CAIRO: While operations never shut down for the call centers of Xceed, according to CEO Adel Danish, the company “operated on a smaller scale” and not all accounts were active and running.
Xceed is a homegrown multi-lingual Business Process Outsourcing (BPO) company with two facilities in Egypt, including its headquarters in Smart Village, and one in Morocco as well as a few back up facilities in Egypt.
There are currently about 2,500 employees in Cairo — each generating an average of $20,000 — in addition to another 100 in Morocco. The company provides about 55 percent of services to offshore, about 35 percent of services to Egypt and about 65 percent to Europe, United States and the Gulf, said Danish.
An estimated three million transactions per month are managed by Xceed.
“We provide services for many companies such as Microsoft, Cisco Systems, Videotron, which is the top cable and phone operator in Canada and Du, a UAE based telecom operator,” said Danish, explaining that they provide technical support for customers and customer care.
The sector, as many others, has been affected by the recent events.
“Stability was a big appeal [for investors] and we lost that over the past weeks, but once we regain confidence again, we will be back on top with potential customers and investors coming back because they are hesitant now with the relatively high risk,” he said.
“It’s like tourism, which is very much affected by perception,” he added.
Danish explained that the company’s main focus during the events were the safety of their employees, who are transported daily from their homes to the facility as a service offered, but that fear of safety during a brief period was of great concern, especially with the complications of curfew.
“We had booked hotel rooms in October City for employees due to the curfew, but they chose to spend the night at the facility for multiple nights; that’s loyalty and commitment which we are grateful for,” said Danish of about 800 employees.
The employees kept the country’s emergency hotline 123, partially run by Xceed and partially by the Ministry of Health, operating around the clock responding to distress calls.

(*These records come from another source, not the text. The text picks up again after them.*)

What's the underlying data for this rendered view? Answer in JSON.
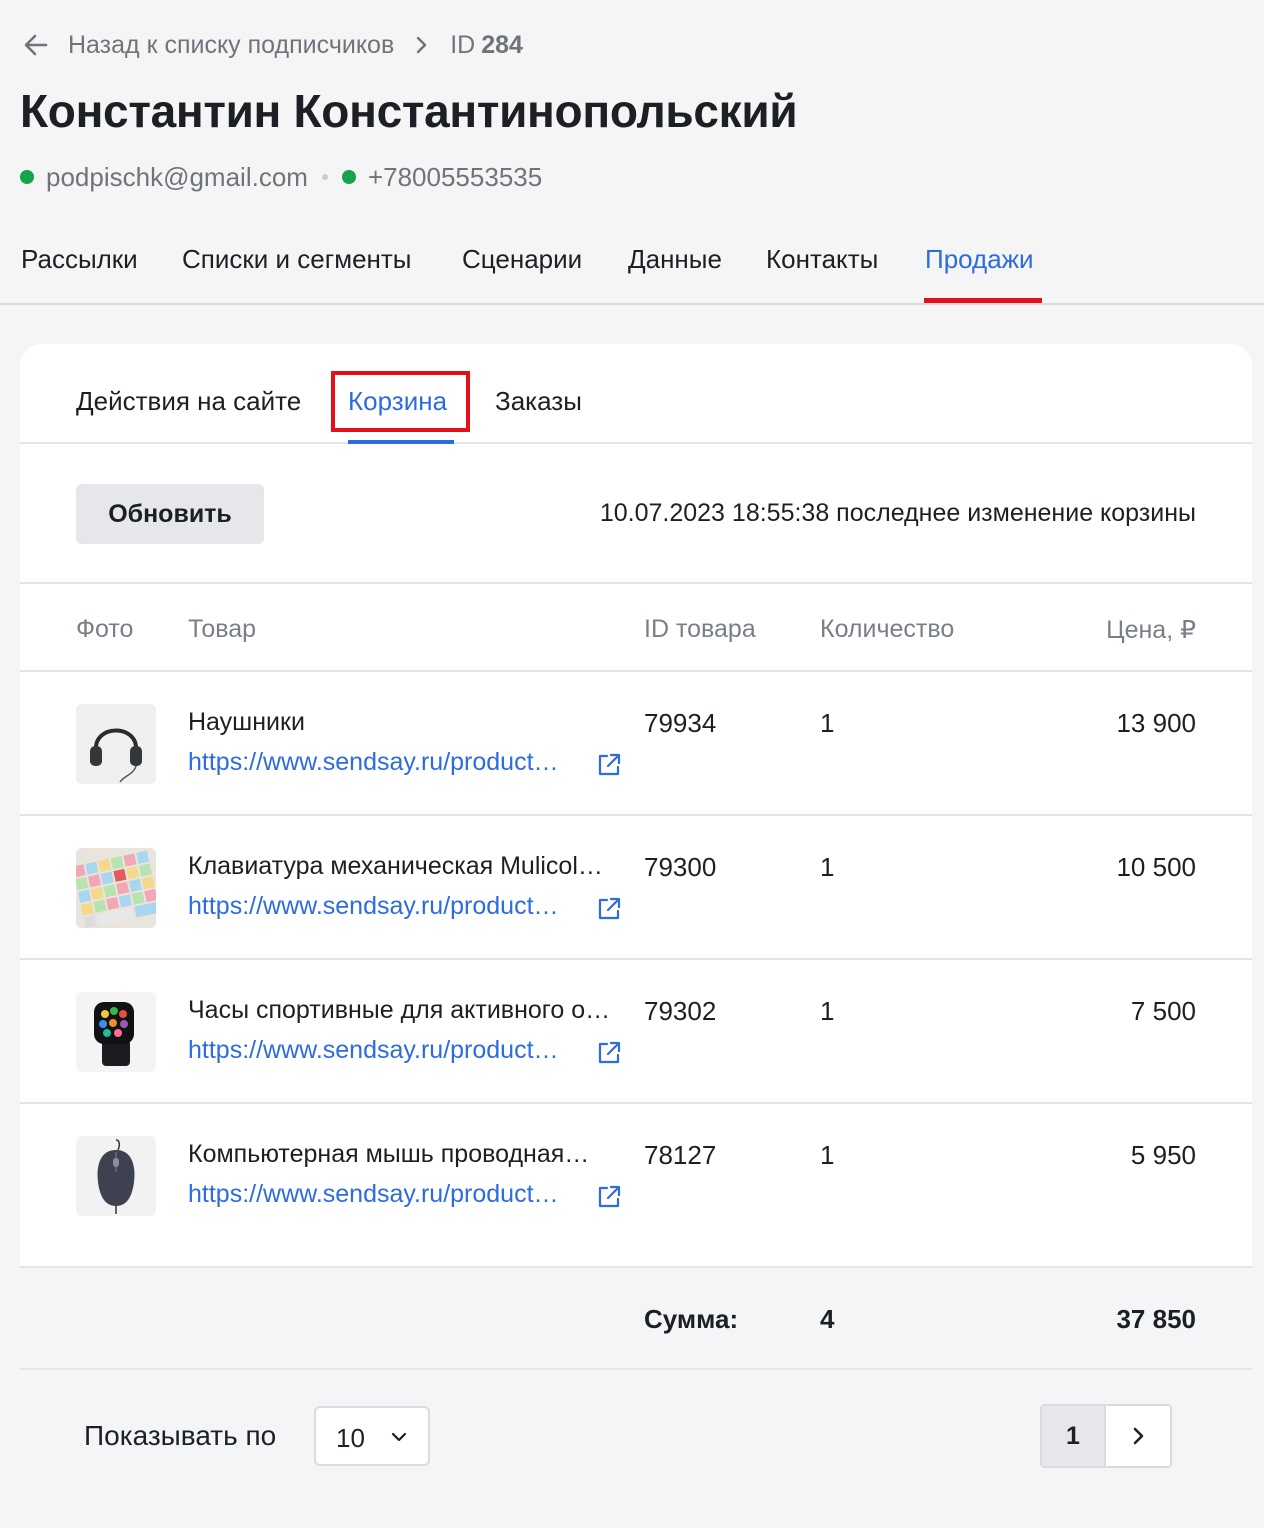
{
  "breadcrumb": {
    "back_label": "Назад к списку подписчиков",
    "id_prefix": "ID",
    "id_value": "284"
  },
  "subscriber": {
    "name": "Константин Константинопольский",
    "email": "podpischk@gmail.com",
    "phone": "+78005553535"
  },
  "main_tabs": [
    {
      "label": "Рассылки"
    },
    {
      "label": "Списки и сегменты"
    },
    {
      "label": "Сценарии"
    },
    {
      "label": "Данные"
    },
    {
      "label": "Контакты"
    },
    {
      "label": "Продажи",
      "active": true
    }
  ],
  "sub_tabs": [
    {
      "label": "Действия на сайте"
    },
    {
      "label": "Корзина",
      "active": true
    },
    {
      "label": "Заказы"
    }
  ],
  "toolbar": {
    "refresh_label": "Обновить",
    "last_change": "10.07.2023 18:55:38 последнее изменение корзины"
  },
  "table": {
    "headers": {
      "photo": "Фото",
      "product": "Товар",
      "product_id": "ID товара",
      "quantity": "Количество",
      "price": "Цена, ₽"
    },
    "rows": [
      {
        "name": "Наушники",
        "link": "https://www.sendsay.ru/product…",
        "id": "79934",
        "qty": "1",
        "price": "13 900",
        "image": "headphones"
      },
      {
        "name": "Клавиатура механическая Mulicol…",
        "link": "https://www.sendsay.ru/product…",
        "id": "79300",
        "qty": "1",
        "price": "10 500",
        "image": "keyboard"
      },
      {
        "name": "Часы спортивные для активного о…",
        "link": "https://www.sendsay.ru/product…",
        "id": "79302",
        "qty": "1",
        "price": "7 500",
        "image": "smartwatch"
      },
      {
        "name": "Компьютерная мышь проводная…",
        "link": "https://www.sendsay.ru/product…",
        "id": "78127",
        "qty": "1",
        "price": "5 950",
        "image": "mouse"
      }
    ],
    "summary": {
      "label": "Сумма:",
      "qty": "4",
      "price": "37 850"
    }
  },
  "pagination": {
    "show_label": "Показывать по",
    "page_size": "10",
    "current_page": "1"
  },
  "colors": {
    "accent": "#2d6cdf",
    "highlight": "#e3101c",
    "status_green": "#17a34a"
  },
  "icons": [
    "arrow-left-icon",
    "chevron-right-icon",
    "external-link-icon",
    "chevron-down-icon"
  ]
}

An average of 60,000 calls were received daily during this period, with a peak of more than 83,000 calls taken on January 31, 2011. The calls included medical emergencies as well as calls of looting from citizens that were then passed on to the army.
Projected revenue for the company is expected to be adjusted downwards due to the events, but exact figures were not available.
Moving forward, Danish says various ways have been discussed to advance the company past the current situation, adding that “the worst is behind us.”
“We have put in place contingency plans to make sure operations are not disrupted in the future like they were in the past weeks and will also focus more on local markets in an effort to compensate for international market that has been lost,” he said.
“Building alliances with other call centers located in other countries that have more stability will send a message to our customers and clients that we have back up plans in place and are prepared for the future.”
As far as the future of the industry in Egypt, Danish has an optimistic outlook on the situation “if Egyptians continue to show their commitment and positive spirit like they have in the past few weeks, the sector will be on the right path and booming once again in three to four years time.”
“The call centers are mainly young Egyptians, just like the ones that were in Tahrir, and the outside world can convey their support by not pulling accounts and taking away businesses from this country because the young generation will be disappointed after working so hard and taking risks,” Danish said in a message to customers and clients.
“People realize that we are going through tough times, but sticking through it with the people will only bring the industry back stronger because at the end of the day, if business is taken away, jobs will be lost.”
In the past years, Xceed has been ranked by analysts in the top for IT outsourcing and call centers holding places four, five and six.
“We weren’t one of the first to get into this field and capitalize, India and Ireland really were the pioneers about 20 to 30 years ago,” Danish said.
“It really started in 2003 here in Egypt mainly to Europe initially as a result of the multilingual capabilities of Egyptians,” he added.
Services are offered in at least 10 different languages, mainly Arabic, English, French, Spanish and Italian.
“We are in the same time zone and only a few hours away from Europe so it is easier to do business with us than other countries like India and the Philippines on top of our excellent communication infrastructure we have,” Danish said of their appeal to clients.
He attributes the many reasons of success in the sector in Egypt to the human resources with a large pool of talent that is well educated and accessible at a relatively low cost.
“This country has about 300,000 graduates every year with almost 20 percent being very well educated, which really helps our choices to have employees with this talent,” says Danish, adding that the multi-linguistic young Egyptians also adds to the appeal.
Danish also believes a major attraction of the sector in Egypt is the telecommunications infrastructure in place.